Les Sept Samouraïs d’Akira Kurosawa fait partie des œuvres que Spielberg regarde inlassablement – il définit d’ailleurs le cinéaste japonais comme le « Shakespeare pictural de notre temps », rien que ça.  L’affection particulière qu’il porte au film provient de la puissance de ses scènes d’action. Elles ont été une source d’influence majeure pour la conception d’Il faut sauver le soldat Ryan : un nombre très élevé de figurants, des scènes de combat magistrales filmées sous plusieurs angles grâce à de multiples caméra, nous donnent l’impression, comme chez Kurosawa, d’avoir une vision globale, presque à 360°, des différents affrontements. Enfin, on peut apercevoir un hommage à l’œuvre de Kurosawa dans Ready Player One Toshirô Mifune, acteur fétiche d’Akira Kurosawa (Rashômon, Les Sept Samouraïs), y apparaît sous forme d’avatar.  

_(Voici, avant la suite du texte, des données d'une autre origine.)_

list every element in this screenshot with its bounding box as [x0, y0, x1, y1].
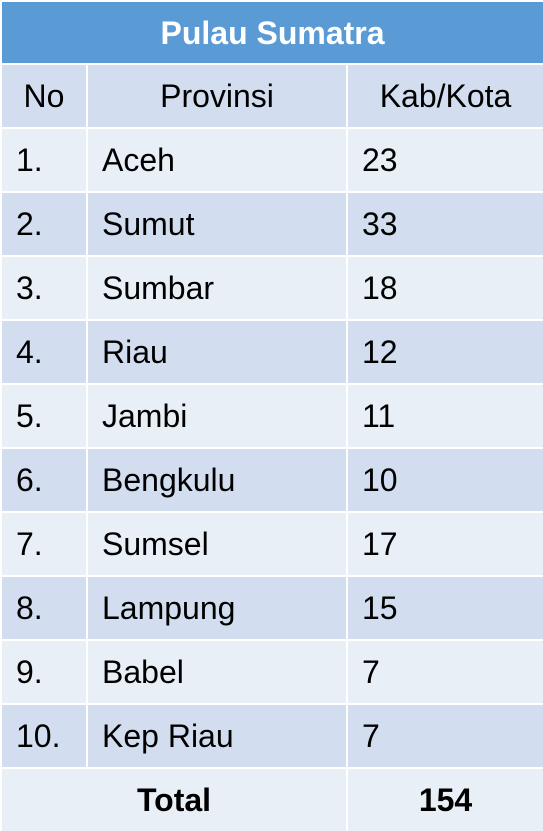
- table-row: 3. Sumbar 18: [0, 255, 543, 321]
- total-label: Total: [0, 767, 348, 831]
- cell-no: 8.: [0, 575, 88, 641]
- cell-no: 3.: [0, 255, 88, 321]
- table-row: 1. Aceh 23: [0, 127, 543, 193]
- cell-no: 9.: [0, 639, 88, 705]
- cell-provinsi: Riau: [86, 319, 348, 385]
- cell-provinsi: Kep Riau: [86, 703, 348, 769]
- cell-kab-kota: 18: [345, 255, 543, 321]
- cell-no: 7.: [0, 511, 88, 577]
- table-row: 7. Sumsel 17: [0, 511, 543, 577]
- table-title-row: Pulau Sumatra: [0, 0, 543, 65]
- table-row: 10. Kep Riau 7: [0, 703, 543, 769]
- cell-provinsi: Babel: [86, 639, 348, 705]
- cell-kab-kota: 17: [345, 511, 543, 577]
- cell-kab-kota: 11: [345, 383, 543, 449]
- cell-provinsi: Sumbar: [86, 255, 348, 321]
- table-row: 4. Riau 12: [0, 319, 543, 385]
- cell-provinsi: Sumut: [86, 191, 348, 257]
- cell-kab-kota: 23: [345, 127, 543, 193]
- table-title: Pulau Sumatra: [0, 0, 543, 65]
- total-row: Total 154: [0, 767, 543, 831]
- cell-kab-kota: 33: [345, 191, 543, 257]
- cell-provinsi: Bengkulu: [86, 447, 348, 513]
- cell-no: 4.: [0, 319, 88, 385]
- cell-kab-kota: 7: [345, 703, 543, 769]
- cell-provinsi: Lampung: [86, 575, 348, 641]
- cell-provinsi: Aceh: [86, 127, 348, 193]
- column-header-provinsi: Provinsi: [86, 63, 348, 129]
- cell-provinsi: Jambi: [86, 383, 348, 449]
- cell-provinsi: Sumsel: [86, 511, 348, 577]
- cell-kab-kota: 12: [345, 319, 543, 385]
- cell-kab-kota: 15: [345, 575, 543, 641]
- total-value: 154: [345, 767, 543, 831]
- table-row: 9. Babel 7: [0, 639, 543, 705]
- column-header-row: No Provinsi Kab/Kota: [0, 63, 543, 129]
- cell-kab-kota: 7: [345, 639, 543, 705]
- cell-no: 5.: [0, 383, 88, 449]
- table-row: 6. Bengkulu 10: [0, 447, 543, 513]
- cell-no: 6.: [0, 447, 88, 513]
- table-row: 2. Sumut 33: [0, 191, 543, 257]
- column-header-kab-kota: Kab/Kota: [345, 63, 543, 129]
- cell-no: 2.: [0, 191, 88, 257]
- table-row: 5. Jambi 11: [0, 383, 543, 449]
- table-row: 8. Lampung 15: [0, 575, 543, 641]
- cell-kab-kota: 10: [345, 447, 543, 513]
- cell-no: 1.: [0, 127, 88, 193]
- column-header-no: No: [0, 63, 88, 129]
- cell-no: 10.: [0, 703, 88, 769]
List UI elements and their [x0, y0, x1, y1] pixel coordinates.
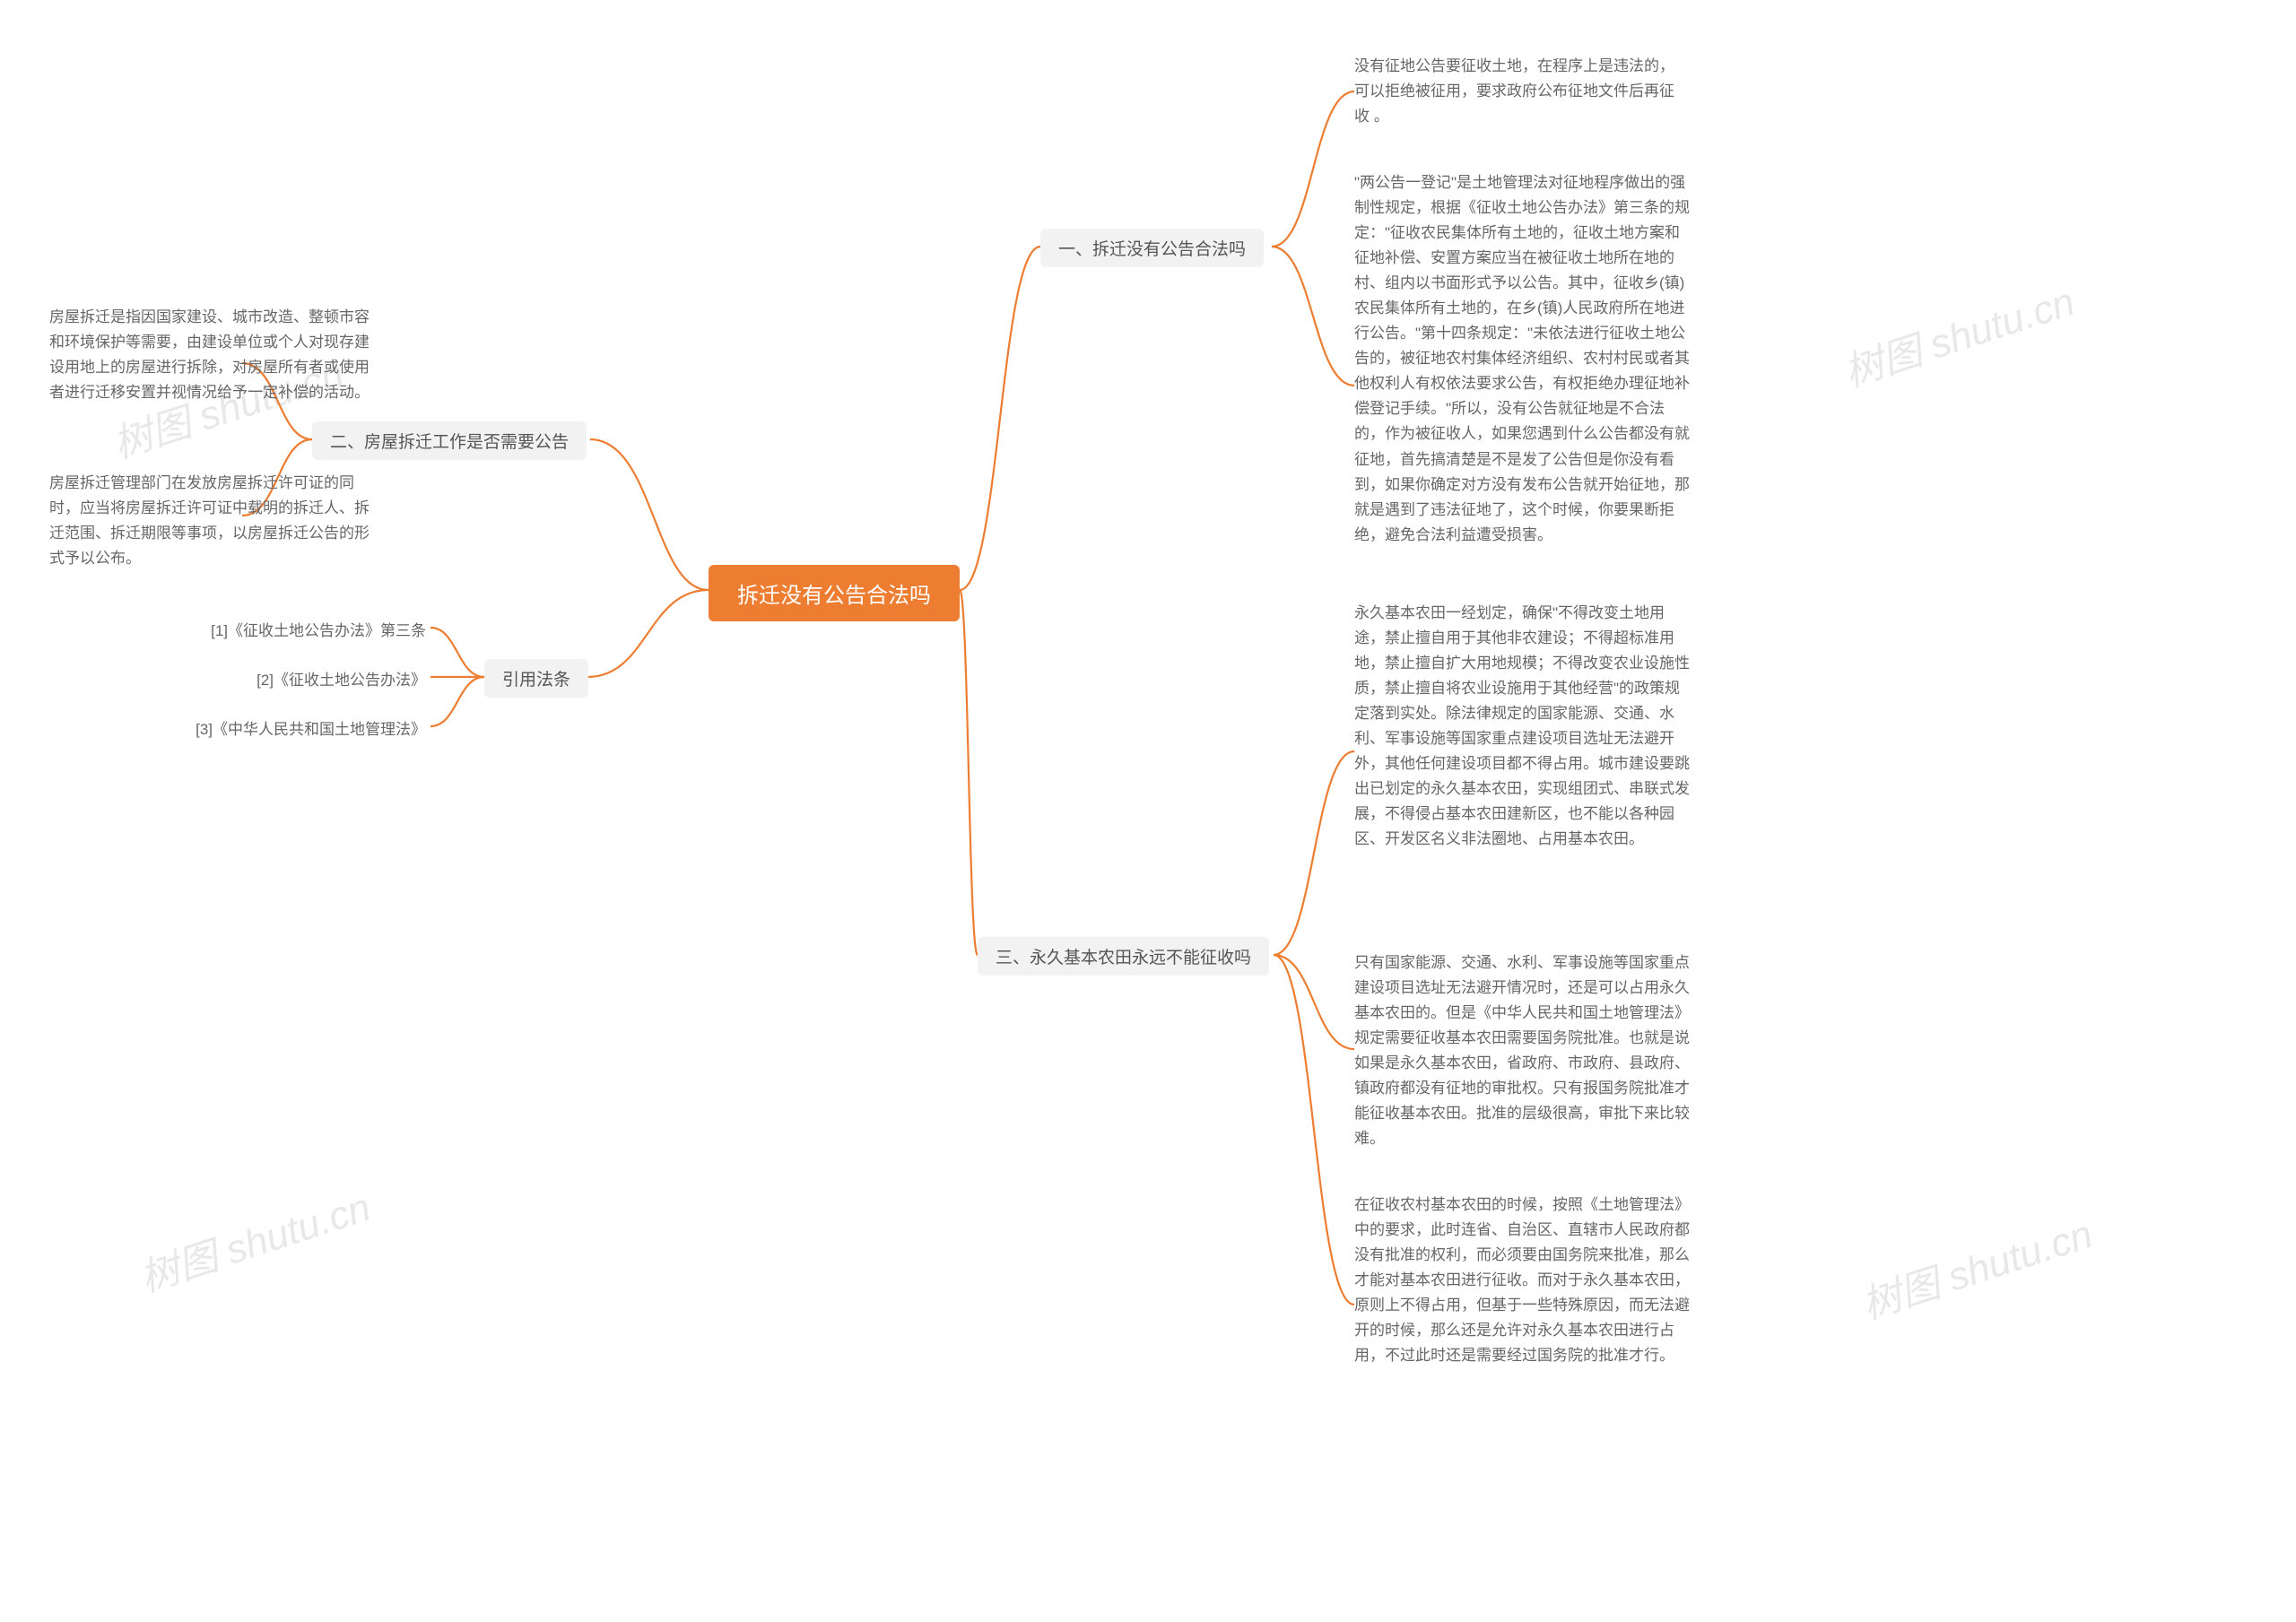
- branch-4: 引用法条: [484, 659, 588, 698]
- branch-3: 三、永久基本农田永远不能征收吗: [978, 937, 1269, 976]
- mindmap-root: 拆迁没有公告合法吗: [709, 565, 960, 621]
- leaf-1a: 没有征地公告要征收土地，在程序上是违法的，可以拒绝被征用，要求政府公布征地文件后…: [1354, 54, 1686, 129]
- leaf-3a: 永久基本农田一经划定，确保"不得改变土地用途，禁止擅自用于其他非农建设；不得超标…: [1354, 601, 1695, 852]
- leaf-3c: 在征收农村基本农田的时候，按照《土地管理法》中的要求，此时连省、自治区、直辖市人…: [1354, 1193, 1695, 1368]
- leaf-1b: "两公告一登记"是土地管理法对征地程序做出的强制性规定，根据《征收土地公告办法》…: [1354, 170, 1695, 548]
- leaf-4b: [2]《征收土地公告办法》: [238, 668, 426, 693]
- leaf-4a: [1]《征收土地公告办法》第三条: [193, 619, 426, 644]
- branch-2: 二、房屋拆迁工作是否需要公告: [312, 421, 587, 460]
- leaf-4c: [3]《中华人民共和国土地管理法》: [193, 717, 426, 742]
- leaf-2a: 房屋拆迁是指因国家建设、城市改造、整顿市容和环境保护等需要，由建设单位或个人对现…: [49, 305, 381, 405]
- leaf-2b: 房屋拆迁管理部门在发放房屋拆迁许可证的同时，应当将房屋拆迁许可证中载明的拆迁人、…: [49, 471, 381, 571]
- branch-1: 一、拆迁没有公告合法吗: [1040, 229, 1264, 267]
- leaf-3b: 只有国家能源、交通、水利、军事设施等国家重点建设项目选址无法避开情况时，还是可以…: [1354, 950, 1695, 1151]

SCÈNE CULTE · « Rashōmon » d’Akira Kurosawa

STANLEY KUBRICK

Le cinéma de Spielberg est traversé par un goût pour le spectaculaire, les jeux d’échelle entre minuscule et gigantesque, le fantasme de la conquête spatiale, qui sont aussi au cœur de 2001 L’odyssée de l’espace. Ce dernier a d’ailleurs inspiré le style de Rencontre du troisième type  : la communication par la musique, les effets de lumière, la ressemblance du vaisseau mère avec celui de2001 sont des éléments clés qui tissent des ramifications entre les deux œuvres. Shining a tout autant marqué Spielberg – il a d’ailleurs rencontré Kubrick pour la première fois sur le tournage du film. Impressionné par le décor, l’atmosphère d’angoisse de ce chef-d’œuvre horrifique, Spielberg l’a regardé plus de 25 fois avant d’intégrer à l’identique l’hôtel Overlook dans Ready Player One. Cette complicité poussera même Spielberg à reprendre en 2001 l’adaptation d’A.I Intelligence Artificielle, idée imaginée par Kubrick, qui avait acheté les droits du livre.